Algorithms are being proposed and developed to consider the coordination of a fleet. Instead of each of the vehicles needing to perceive and track and predict what they will do, algorithms, in a centralized way or in a far more efficient way, will provide this to the fleet. So, that is the new opportunity for getting things done more effectively.
Luke Renner: So, last time you were here, I asked you to make predictions. And I'm going to ask you to do it again. So of the three things that we talked about, occlusion, prediction, and fleet management, which of these problems do you think will be solved first?

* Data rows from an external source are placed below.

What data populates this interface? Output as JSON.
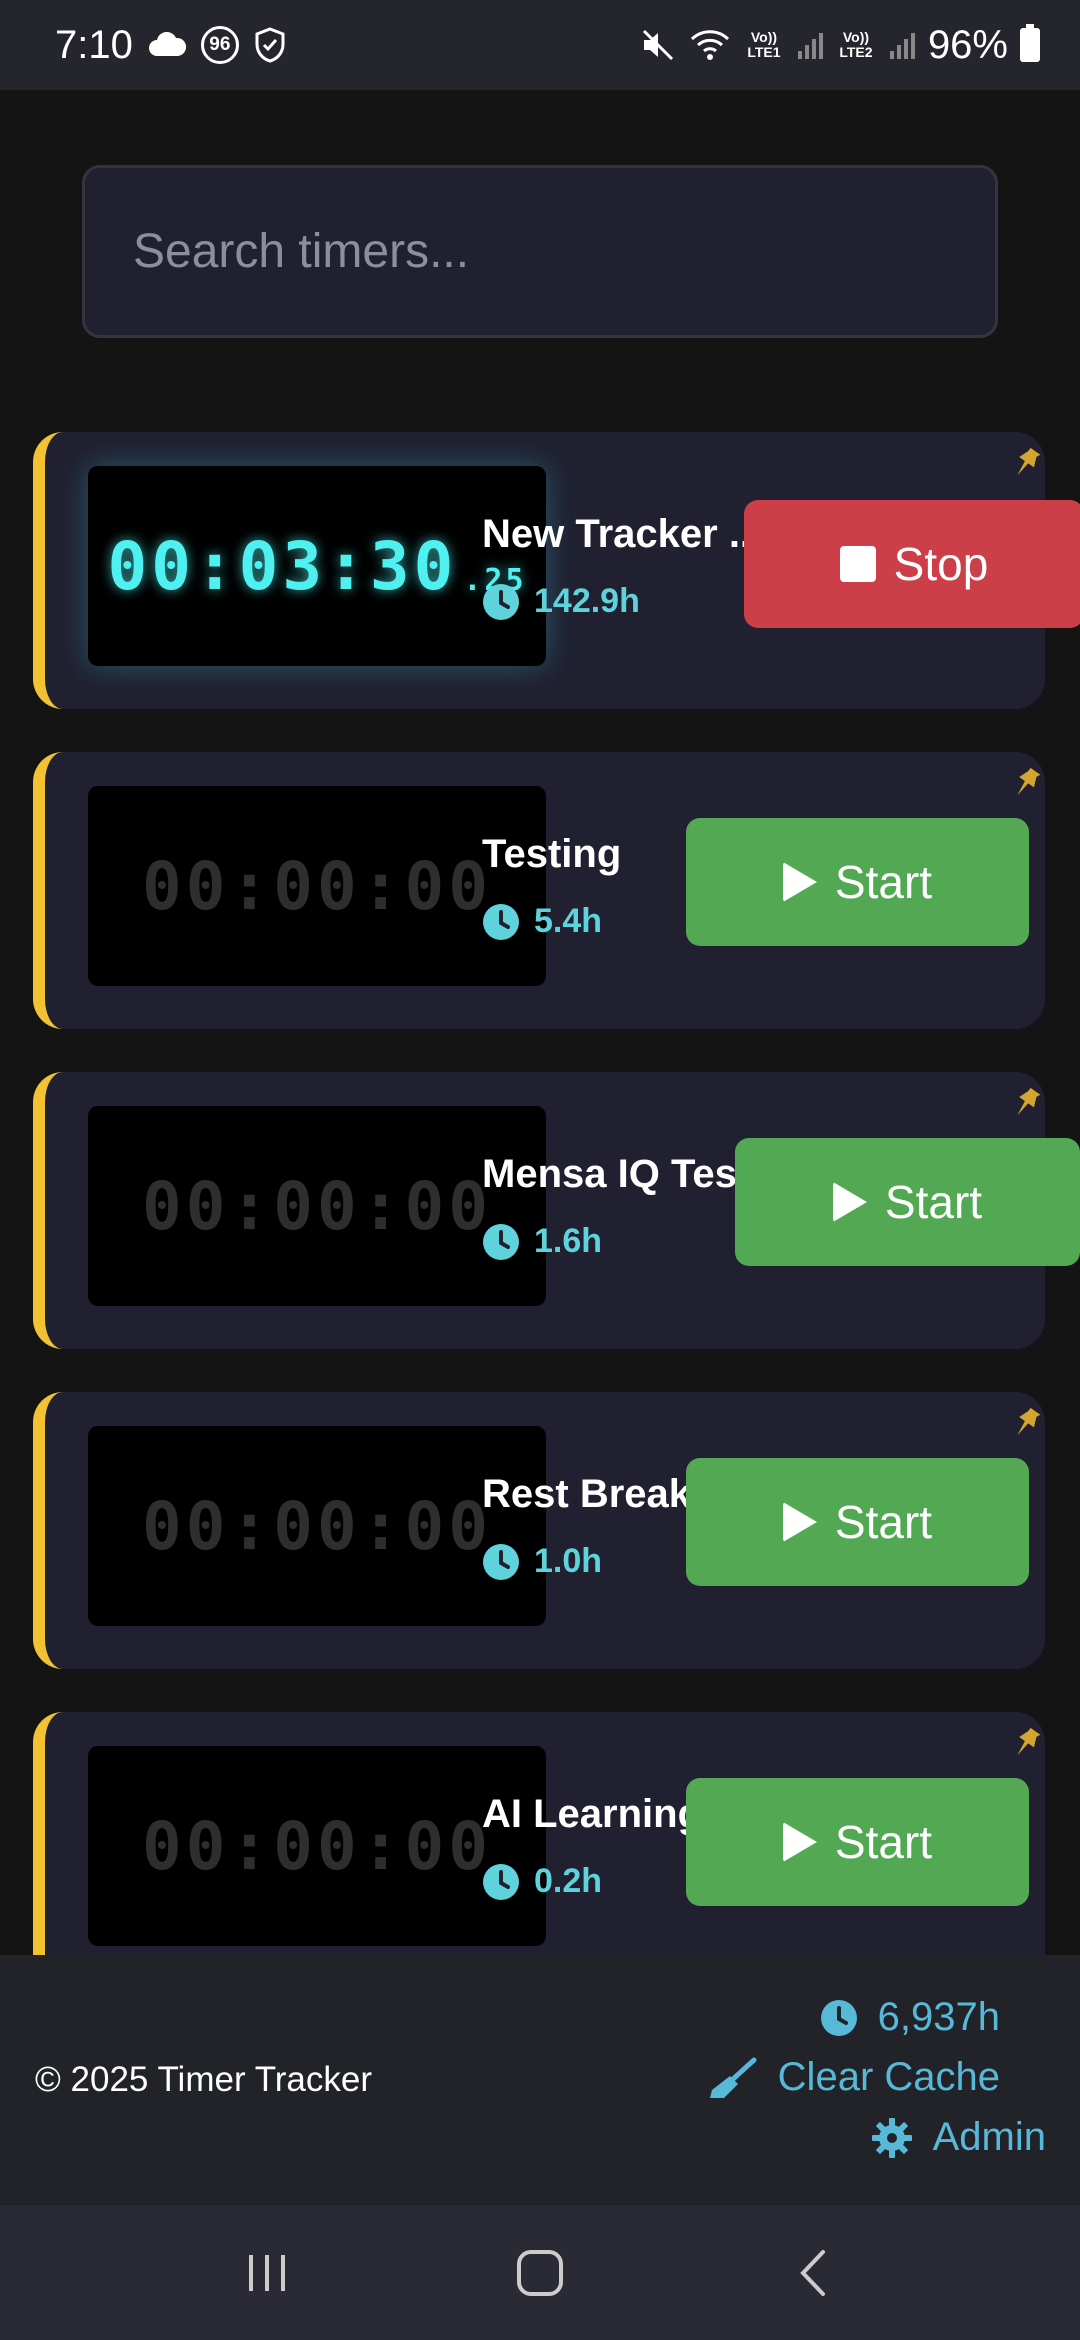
{
  "status_bar": {
    "time": "7:10",
    "notif_badge": "96",
    "lte1": "Vo)) LTE1",
    "lte2": "Vo)) LTE2",
    "battery": "96%"
  },
  "search": {
    "placeholder": "Search timers..."
  },
  "timers": [
    {
      "name": "New Tracker ...",
      "hours": "142.9h",
      "display": "00:03:30",
      "ms": ".25",
      "action": "Stop",
      "active": true
    },
    {
      "name": "Testing",
      "hours": "5.4h",
      "display": "00:00:00",
      "action": "Start",
      "active": false
    },
    {
      "name": "Mensa IQ Test",
      "hours": "1.6h",
      "display": "00:00:00",
      "action": "Start",
      "active": false
    },
    {
      "name": "Rest Break",
      "hours": "1.0h",
      "display": "00:00:00",
      "action": "Start",
      "active": false
    },
    {
      "name": "AI Learning",
      "hours": "0.2h",
      "display": "00:00:00",
      "action": "Start",
      "active": false
    }
  ],
  "footer": {
    "copyright": "© 2025 Timer Tracker",
    "total_hours": "6,937h",
    "clear_cache": "Clear Cache",
    "admin": "Admin"
  },
  "colors": {
    "accent_cyan": "#5fd3dc",
    "start_green": "#52a853",
    "stop_red": "#cc3e48",
    "pin_gold": "#d4a630",
    "card_border": "#f1c232"
  }
}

Biao Ma: I don't think they will be solved one after the other. Solving occlusion, prediction, and fleet management actually requires the next generation of the autonomous vehicle stack. Each of the subsystems will need to work together. So, I do think there will be stuff down the road, not to mention a new generation of designs and methods.
Luke Renner: And how long do you think it's gonna take?
Biao Ma: I'm optimistic. So, I do think in the next three to five years, there will be significant improvement coming to occlusion prediction, large-scale decision finding, and control.
Luke Renner: Alright, Biao. I appreciate the time. Thanks so much. It was interesting.
Biao Ma: Great. Yeah. Very happy to be here.